The Steinbrenner family also collectively owns more than 25% of YES Network, 20% of MLS's New York City FC, a stake in Legends Hospitality and 10% of Italian soccer club AC Milan.

===Professional career===
Starting in 2007, George Steinbrenner gradually ceded day-to-day control of the Yankees to Hal and his other son, Hank, as his health worsened.
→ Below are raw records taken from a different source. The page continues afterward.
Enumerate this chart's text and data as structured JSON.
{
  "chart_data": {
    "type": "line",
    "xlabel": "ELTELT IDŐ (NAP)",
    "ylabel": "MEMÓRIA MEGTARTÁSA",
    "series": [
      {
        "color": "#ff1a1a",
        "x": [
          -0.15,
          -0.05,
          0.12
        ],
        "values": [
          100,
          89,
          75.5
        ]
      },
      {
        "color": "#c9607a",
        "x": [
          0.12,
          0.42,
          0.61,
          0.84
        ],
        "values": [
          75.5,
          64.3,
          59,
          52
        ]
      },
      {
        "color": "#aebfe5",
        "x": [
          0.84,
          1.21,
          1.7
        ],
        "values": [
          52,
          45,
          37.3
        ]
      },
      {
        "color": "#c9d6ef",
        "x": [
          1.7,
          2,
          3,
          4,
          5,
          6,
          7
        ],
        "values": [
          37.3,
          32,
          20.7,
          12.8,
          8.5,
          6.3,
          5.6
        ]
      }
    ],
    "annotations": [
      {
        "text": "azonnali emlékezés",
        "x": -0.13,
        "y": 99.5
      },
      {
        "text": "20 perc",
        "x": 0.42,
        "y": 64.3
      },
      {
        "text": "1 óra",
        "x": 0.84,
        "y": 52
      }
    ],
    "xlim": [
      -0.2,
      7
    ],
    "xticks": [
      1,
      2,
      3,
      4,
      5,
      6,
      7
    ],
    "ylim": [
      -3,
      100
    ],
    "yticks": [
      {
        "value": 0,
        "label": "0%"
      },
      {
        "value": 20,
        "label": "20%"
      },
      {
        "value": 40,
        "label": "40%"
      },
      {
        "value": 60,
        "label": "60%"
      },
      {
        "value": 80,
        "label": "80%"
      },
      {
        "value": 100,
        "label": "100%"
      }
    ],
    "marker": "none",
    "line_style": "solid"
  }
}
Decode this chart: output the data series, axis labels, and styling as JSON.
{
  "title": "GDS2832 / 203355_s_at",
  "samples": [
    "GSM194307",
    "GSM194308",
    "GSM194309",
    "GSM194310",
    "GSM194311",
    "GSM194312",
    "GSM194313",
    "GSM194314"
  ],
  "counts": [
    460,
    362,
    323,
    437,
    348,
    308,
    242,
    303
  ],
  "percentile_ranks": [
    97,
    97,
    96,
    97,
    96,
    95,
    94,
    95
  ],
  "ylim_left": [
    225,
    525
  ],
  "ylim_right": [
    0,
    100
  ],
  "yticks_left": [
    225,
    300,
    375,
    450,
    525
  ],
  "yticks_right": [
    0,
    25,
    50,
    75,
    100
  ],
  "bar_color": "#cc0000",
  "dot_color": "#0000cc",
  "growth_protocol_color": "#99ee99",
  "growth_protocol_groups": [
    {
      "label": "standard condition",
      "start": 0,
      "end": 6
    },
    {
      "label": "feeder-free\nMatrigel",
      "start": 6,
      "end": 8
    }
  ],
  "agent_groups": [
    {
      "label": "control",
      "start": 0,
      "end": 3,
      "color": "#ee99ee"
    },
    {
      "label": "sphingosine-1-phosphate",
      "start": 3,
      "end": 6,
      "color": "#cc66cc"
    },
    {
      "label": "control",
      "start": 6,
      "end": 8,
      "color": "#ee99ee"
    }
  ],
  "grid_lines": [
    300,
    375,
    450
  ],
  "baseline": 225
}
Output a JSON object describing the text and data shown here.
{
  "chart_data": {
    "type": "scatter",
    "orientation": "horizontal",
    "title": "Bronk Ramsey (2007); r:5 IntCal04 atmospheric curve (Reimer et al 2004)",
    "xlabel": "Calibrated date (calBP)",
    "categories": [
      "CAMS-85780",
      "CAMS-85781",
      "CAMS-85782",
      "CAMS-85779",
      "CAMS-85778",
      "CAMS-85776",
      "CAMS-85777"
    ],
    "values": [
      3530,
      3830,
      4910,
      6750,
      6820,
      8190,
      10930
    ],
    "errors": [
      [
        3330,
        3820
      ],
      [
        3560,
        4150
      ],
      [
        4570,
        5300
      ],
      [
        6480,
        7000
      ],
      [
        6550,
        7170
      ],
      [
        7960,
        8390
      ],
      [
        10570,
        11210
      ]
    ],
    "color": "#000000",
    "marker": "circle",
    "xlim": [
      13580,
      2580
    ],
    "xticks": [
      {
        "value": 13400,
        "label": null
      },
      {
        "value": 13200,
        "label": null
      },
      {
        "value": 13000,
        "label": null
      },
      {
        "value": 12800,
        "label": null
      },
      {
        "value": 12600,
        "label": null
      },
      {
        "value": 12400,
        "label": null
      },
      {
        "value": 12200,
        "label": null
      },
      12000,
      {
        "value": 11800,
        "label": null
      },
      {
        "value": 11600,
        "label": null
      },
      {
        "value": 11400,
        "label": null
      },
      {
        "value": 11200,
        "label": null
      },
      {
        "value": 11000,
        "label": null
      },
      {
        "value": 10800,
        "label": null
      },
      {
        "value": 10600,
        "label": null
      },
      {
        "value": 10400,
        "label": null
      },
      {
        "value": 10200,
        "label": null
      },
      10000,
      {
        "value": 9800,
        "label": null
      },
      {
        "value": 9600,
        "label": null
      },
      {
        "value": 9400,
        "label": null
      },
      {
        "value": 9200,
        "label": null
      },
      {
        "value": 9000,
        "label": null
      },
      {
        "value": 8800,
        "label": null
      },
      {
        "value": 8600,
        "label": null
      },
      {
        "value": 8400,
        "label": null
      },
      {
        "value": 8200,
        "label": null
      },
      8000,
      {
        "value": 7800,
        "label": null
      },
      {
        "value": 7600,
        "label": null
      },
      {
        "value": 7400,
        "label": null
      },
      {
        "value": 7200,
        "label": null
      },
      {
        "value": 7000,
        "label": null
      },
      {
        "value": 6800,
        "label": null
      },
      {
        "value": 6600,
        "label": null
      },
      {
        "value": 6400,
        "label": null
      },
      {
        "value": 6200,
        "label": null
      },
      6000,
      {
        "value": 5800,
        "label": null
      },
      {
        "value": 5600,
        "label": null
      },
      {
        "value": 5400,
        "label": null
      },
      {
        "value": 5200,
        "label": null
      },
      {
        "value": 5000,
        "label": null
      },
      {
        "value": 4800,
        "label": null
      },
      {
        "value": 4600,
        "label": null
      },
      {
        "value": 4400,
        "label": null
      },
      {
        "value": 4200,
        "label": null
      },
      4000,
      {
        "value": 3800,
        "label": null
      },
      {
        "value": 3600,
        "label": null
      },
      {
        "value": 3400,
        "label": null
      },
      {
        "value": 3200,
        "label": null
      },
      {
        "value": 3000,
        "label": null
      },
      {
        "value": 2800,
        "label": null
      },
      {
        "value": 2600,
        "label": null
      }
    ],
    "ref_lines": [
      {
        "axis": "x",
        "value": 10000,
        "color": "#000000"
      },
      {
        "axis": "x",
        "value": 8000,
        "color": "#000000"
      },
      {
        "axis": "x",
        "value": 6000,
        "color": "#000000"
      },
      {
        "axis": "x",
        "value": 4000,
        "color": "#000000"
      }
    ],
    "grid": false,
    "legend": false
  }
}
Hal Steinbrenner was elected chairman of the board of Yankee Global Enterprises on September 28, 2007.

On November 20, 2008, Major League Baseball owners approved the shift of day-to-day control of the Yankees from father George Steinbrenner to Hal Steinbrenner.

Since taking over the organization, the Yankees have won the 2009 World Series, two American League pennants, made the playoffs eleven times, and opened a new stadium in 2009.

In January 2011, Steinbrenner overruled general manager Brian Cashman and signed pitcher Rafael Soriano to a three-year, $35 million contract.

On August 30, 2022, Steinbrenner acquired a minority share of Italian soccer club AC Milan.

==Other roles==
Hal Steinbrenner is chairman and CEO of Steinbrenner Hotel Properties and is on the board of directors of the Boys and Girls Club of Tampa Bay.

==Personal life==
Steinbrenner is a pilot. He owns a GTO single-engine and a Cessna high-wing plane.

He is married to Cristina DiTullio, a native of Staten Island, New York. Steinbrenner has a daughter named Katherine (b. 1997) with his first wife, Christina Lavery, whom he divorced in 2007.